Flugs kleidete sich das schöne Mägdelein um, setzte sich in die Kutsche und fuhr zur Kirche. Beim Anblick von so viel Schönheit wußte sich die Menge vor Erstaunen nicht zu fassen. "Vielleicht ist das die Königstochter aus dem dreimal zehnten Zarenreich!" flüsterten die Leute einander zu. Noch war die Messe nicht beendet, da verließ das schöne Mägdelein die Kirche, stieg in die Kutsche und fuhr vondannen. Die Menschen drängten hinterdrein, um zu sehen, wohin sie fuhr, doch da war sie bereits verschwunden.
Das schöne Mägdelein fuhr zu seinem Elternhaus, winkte mit der bunten Feder nach links, die Dienerin nahm ihr die Gewänder ab, und die kristallene Kutsche verschwand.

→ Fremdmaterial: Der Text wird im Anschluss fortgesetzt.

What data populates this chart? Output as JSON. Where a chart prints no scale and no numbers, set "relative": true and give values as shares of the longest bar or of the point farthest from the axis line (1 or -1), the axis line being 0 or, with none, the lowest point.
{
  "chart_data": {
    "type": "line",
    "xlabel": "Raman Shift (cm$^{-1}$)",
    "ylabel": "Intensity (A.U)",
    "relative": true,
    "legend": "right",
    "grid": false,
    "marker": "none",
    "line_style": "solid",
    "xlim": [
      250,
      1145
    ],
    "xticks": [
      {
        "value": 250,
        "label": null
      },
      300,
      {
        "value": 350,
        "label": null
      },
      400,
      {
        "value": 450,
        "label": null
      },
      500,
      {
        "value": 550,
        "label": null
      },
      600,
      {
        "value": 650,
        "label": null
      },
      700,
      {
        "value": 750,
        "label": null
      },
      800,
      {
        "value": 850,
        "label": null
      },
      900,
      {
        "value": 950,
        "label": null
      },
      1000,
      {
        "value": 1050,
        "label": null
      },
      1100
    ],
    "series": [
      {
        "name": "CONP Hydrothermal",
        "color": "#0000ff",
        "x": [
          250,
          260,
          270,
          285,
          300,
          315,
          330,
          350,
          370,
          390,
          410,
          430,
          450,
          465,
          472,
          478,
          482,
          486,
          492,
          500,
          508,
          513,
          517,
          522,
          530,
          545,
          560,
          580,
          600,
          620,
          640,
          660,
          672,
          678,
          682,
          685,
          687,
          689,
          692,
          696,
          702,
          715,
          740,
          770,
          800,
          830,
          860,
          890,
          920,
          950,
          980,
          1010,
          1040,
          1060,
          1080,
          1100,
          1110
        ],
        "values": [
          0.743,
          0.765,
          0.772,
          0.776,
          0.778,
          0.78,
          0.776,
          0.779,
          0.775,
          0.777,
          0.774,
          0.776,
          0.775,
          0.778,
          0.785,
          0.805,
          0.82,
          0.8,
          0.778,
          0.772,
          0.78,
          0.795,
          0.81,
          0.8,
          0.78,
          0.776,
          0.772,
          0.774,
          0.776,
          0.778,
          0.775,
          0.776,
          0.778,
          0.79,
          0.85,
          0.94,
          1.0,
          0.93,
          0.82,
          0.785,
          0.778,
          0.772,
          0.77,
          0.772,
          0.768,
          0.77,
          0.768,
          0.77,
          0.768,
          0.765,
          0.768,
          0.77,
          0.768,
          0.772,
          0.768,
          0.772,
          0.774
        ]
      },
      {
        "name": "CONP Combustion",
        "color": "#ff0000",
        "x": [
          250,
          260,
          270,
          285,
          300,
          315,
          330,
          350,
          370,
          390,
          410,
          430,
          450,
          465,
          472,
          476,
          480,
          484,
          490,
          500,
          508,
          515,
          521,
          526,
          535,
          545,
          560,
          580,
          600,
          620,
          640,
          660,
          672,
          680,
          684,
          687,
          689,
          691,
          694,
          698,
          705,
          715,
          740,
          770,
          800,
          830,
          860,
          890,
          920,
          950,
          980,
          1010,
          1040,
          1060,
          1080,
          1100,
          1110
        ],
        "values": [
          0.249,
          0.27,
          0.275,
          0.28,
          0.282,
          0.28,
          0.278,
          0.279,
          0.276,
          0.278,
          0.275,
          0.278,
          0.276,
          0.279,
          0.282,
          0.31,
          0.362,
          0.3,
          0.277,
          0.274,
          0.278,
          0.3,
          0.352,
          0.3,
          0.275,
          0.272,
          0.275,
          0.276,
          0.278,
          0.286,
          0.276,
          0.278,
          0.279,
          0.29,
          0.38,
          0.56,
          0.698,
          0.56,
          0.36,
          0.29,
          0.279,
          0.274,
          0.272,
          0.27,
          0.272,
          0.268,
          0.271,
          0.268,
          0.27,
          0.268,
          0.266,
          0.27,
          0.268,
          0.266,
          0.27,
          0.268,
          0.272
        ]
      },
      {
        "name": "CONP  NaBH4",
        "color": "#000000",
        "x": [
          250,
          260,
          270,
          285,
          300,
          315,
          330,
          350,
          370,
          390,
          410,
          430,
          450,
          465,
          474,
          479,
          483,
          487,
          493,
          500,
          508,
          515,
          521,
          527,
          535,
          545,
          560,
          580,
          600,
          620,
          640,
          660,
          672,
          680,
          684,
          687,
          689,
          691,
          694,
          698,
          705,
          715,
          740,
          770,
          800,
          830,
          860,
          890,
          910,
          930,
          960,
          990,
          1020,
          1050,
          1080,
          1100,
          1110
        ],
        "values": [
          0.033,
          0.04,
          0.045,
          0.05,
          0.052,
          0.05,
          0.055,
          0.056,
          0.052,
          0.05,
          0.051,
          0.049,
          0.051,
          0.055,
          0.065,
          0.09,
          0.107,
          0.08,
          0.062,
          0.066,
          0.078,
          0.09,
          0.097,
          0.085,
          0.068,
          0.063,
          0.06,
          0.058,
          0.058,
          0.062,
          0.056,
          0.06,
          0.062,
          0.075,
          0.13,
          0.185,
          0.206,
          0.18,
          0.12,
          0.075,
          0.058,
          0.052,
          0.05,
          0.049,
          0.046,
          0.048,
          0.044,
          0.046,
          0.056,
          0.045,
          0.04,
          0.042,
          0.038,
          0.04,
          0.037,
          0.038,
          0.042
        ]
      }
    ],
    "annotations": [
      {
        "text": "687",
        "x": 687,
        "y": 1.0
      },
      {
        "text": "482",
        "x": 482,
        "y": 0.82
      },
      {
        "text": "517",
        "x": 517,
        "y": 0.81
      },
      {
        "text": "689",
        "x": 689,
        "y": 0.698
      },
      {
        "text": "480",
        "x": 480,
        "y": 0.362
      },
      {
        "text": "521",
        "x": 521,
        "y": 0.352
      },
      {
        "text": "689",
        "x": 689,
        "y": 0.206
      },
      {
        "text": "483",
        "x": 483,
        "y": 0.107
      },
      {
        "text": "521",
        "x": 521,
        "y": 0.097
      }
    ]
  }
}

So saß sie denn, als sei nichts geschehen, und sah aus dem Fenster, wie die Leute aus der Kirche strömten und heimwärts wandelten. Bald kamen auch ihre Schwestern zurück.
Aufgeregt erzählten sie:
"Ach, liebe Schwester, was heute für ein schönes Mägdelein zur Messe kam! Wir konnten uns gar nicht satt sehen an ihr. Kein Märchen vermag es zu sagen, keine Feder es zu beschreiben! Es war wohl eine Königstochter aus fremden Landen. So reich gekleidet, so prunkvoll geschmückt! Du aber bist daheim geblieben und hast nichts von alldem geschaut!"

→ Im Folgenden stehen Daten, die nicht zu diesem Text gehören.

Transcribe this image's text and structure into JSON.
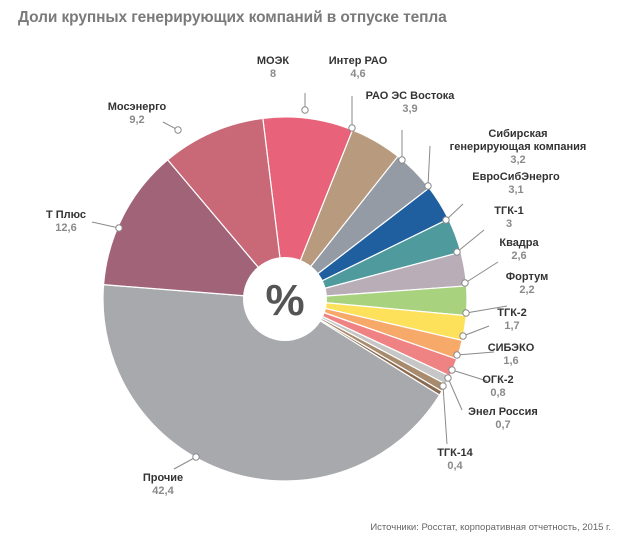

"Das tut doch nichts, gute Schwestern, ihr habt mir alles so herrlich beschrieben, als hätt' ich's mit eigenen Augen gesehn."
Dann kam der zweite und schließlich der dritte Sonntag; das schöne Mägdelein nasführte das ehrliche Volk, den Vater und auch die Schwestern. Nur vergaß sie beim letzten Mal, als sie sich entkleidete, eine diamantenbesetzte Nadel aus dem Haar zu ziehen.
Die älteren Schwestern kehrten aus der Kirche heim, erzählten wiederum von dem schönen Königskind und bemerkten miteins den funkelnden Brillanten in ihrer Schwester Haar.
"Holde Schwester, was steckt dort in deinem Haar?! riefen die Mädchen verwirrt. "Genau so eine Nadel wie du trug heute die Königstochter in ihrer Frisur. Woher hast du sie?"
Das wunderschöne Mägdelein stöhnte auf vor Schreck und eilte in ihr Gemach. Die Fragen, das Raten und Flüstern, sie wollten kein Ende nehmen, doch die jüngste Schwester lächelte nur still vor sich hin.
So huben die älteren Schwestern an, auf die Jüngste Obacht zu geben, sie horchten des nachts an ihrem Kämmerlein und erlauschten am Ende ihr Geplauder mit Finist dem edlen Falken. Geschwind eilten sie zu ihrem Vater hin.
"Hör, lieber Vater, nur! Heimlich weilt jemand des nachts bei unserer Schwester und unterhält sie mit trautem Gewisper!"
Der Vater erhob sich von seiner Ruhestatt und ging zur jüngsten Tochter. Als er in ihre Schlafstube trat, hatte der Zarensohn sich in die Feder zurückverwandelt und lag längst im kleinen Schächtelchen.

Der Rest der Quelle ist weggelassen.